A prince swaps places with his manservant in order to avoid marriage to a queen and go in search of his love. Only his love is a stable boy. And the queen is a real ball breaker. And back at home, his older brother, King Tater, has started war with everyone despite the alliances his father made. In Duncan Pflaster's Prince Trevor Amongst the Elephants Shakespeare meets Charles Ludlam and the Theater of the Ridiculous meets contemporary politics. The result is a hilarious hour and a half of iambic pentameter, missing manhoods, lost hearts, and political scheming. Like his predecessor Ludlam, Pflaster's work is a pastiche of styles. The rhyme and meter imitates Shakespeare, the epic structure is a nod to Brecht, the utter silliness apes Ludlam and the Theater of the Ridiculous, and the heroic quest structure is similar to that found in all myths. King Kartoffelpuffen has given his kingdom to his oldest son Tater and married his other children off to neighboring kingdoms for peace and political gain. This causes Trevor and Grumbelino, his servant, to switch places, the princess Lana to be separated from her love Geoffrey and blinded in order to marry King Soignee of the Blind Sybarites, and the stable boy, Toby, to kill all the horses and run off. And then there is the pesky Morty, who continually floats across stage to gently remind Trevor that he is going to die. Someday. A lot is going on in the play, but it never feels overwhelmed or crowded, due to its episodic structure. The audience clapped at the end of each episode, making it feel more as if we were watching a series of sketches rather than one unified play.

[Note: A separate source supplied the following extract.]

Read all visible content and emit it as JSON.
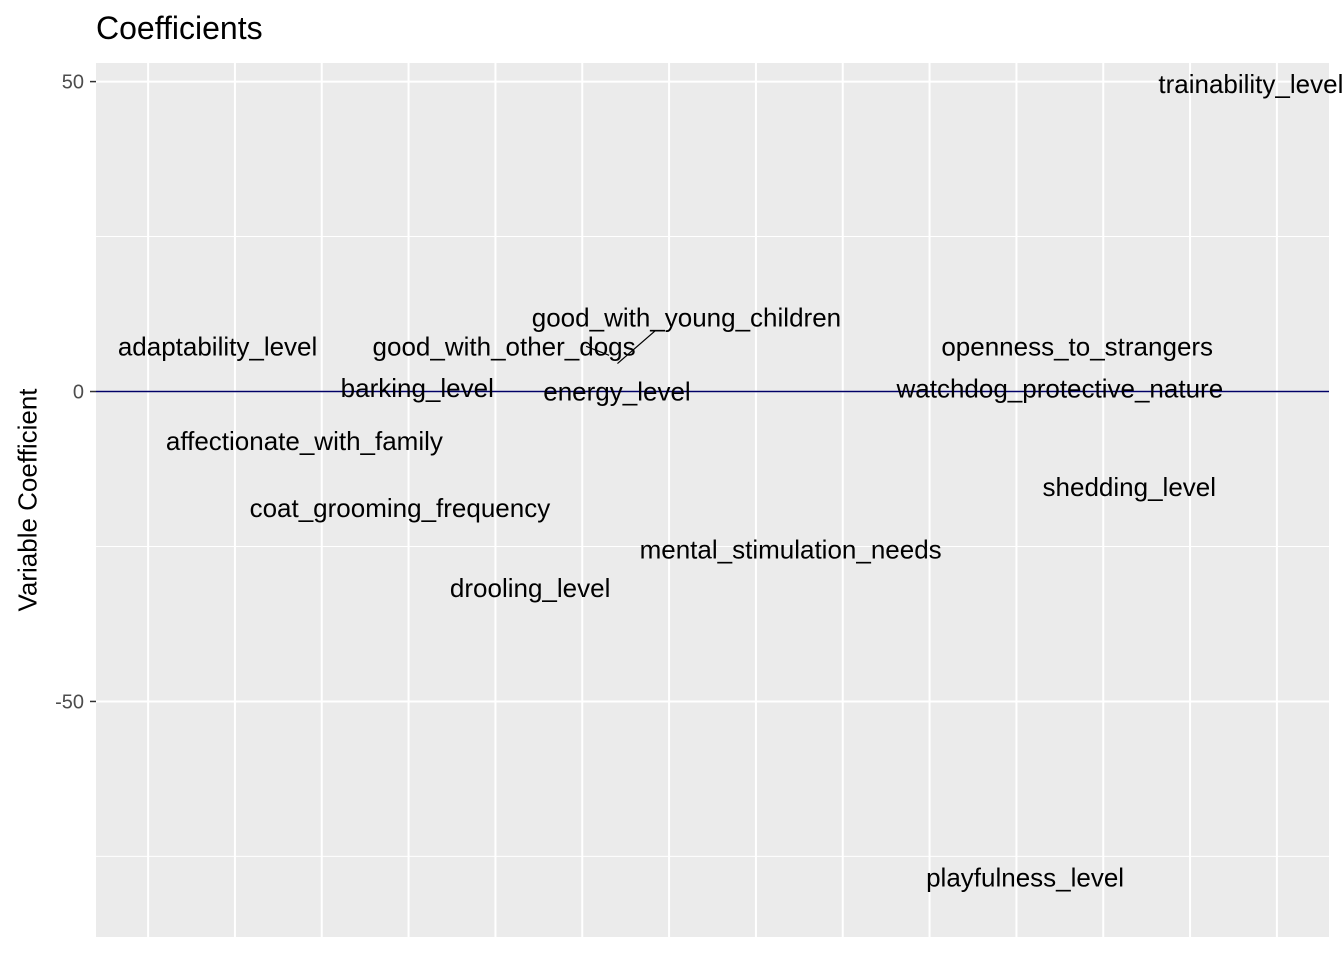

The verse flows off the actor's tongues as if they were made to speak using rhyming couplets and pentameter. The meter never distracts or obscures what the characters are saying. The ensemble, twelve actors playing 27 roles, is tightly knit. Several had participated in an earlier reading of the show, and there is a real sense of unity and connectedness among them.

Pflaster, as director as well as playwright, makes full use of the bare stage. Entrances and exits come from all sides. It is never unclear where the scene is taking place, despite the lack of scenery.The cast, the director/playwright, and the sound, light, and costume designers come together to paint a descriptive picture at all times.

Its ridiculousness aside, Prince Trevor comes with a message. Pflaster wrote the play because the “re-election of George W. Bush [had angered him].” Echoes of the current president are visible in King Tater, who acts like an insolent little boy in his attempt to grab land and power. The play also makes a case for love of all stripes. Trevor's love for Toby is frowned upon at first, but certain characters warm to it as the play goes on, leading to new acceptances and understandings.

Prince Trevor Amongst the Elephants is a fantastic evening of theater. The play wears its influences well and provides laugh after laugh while jabbing at contemporary politics. Prince Trevor is a good show for anyone who, angered or saddened by the events around them, needs a good laugh.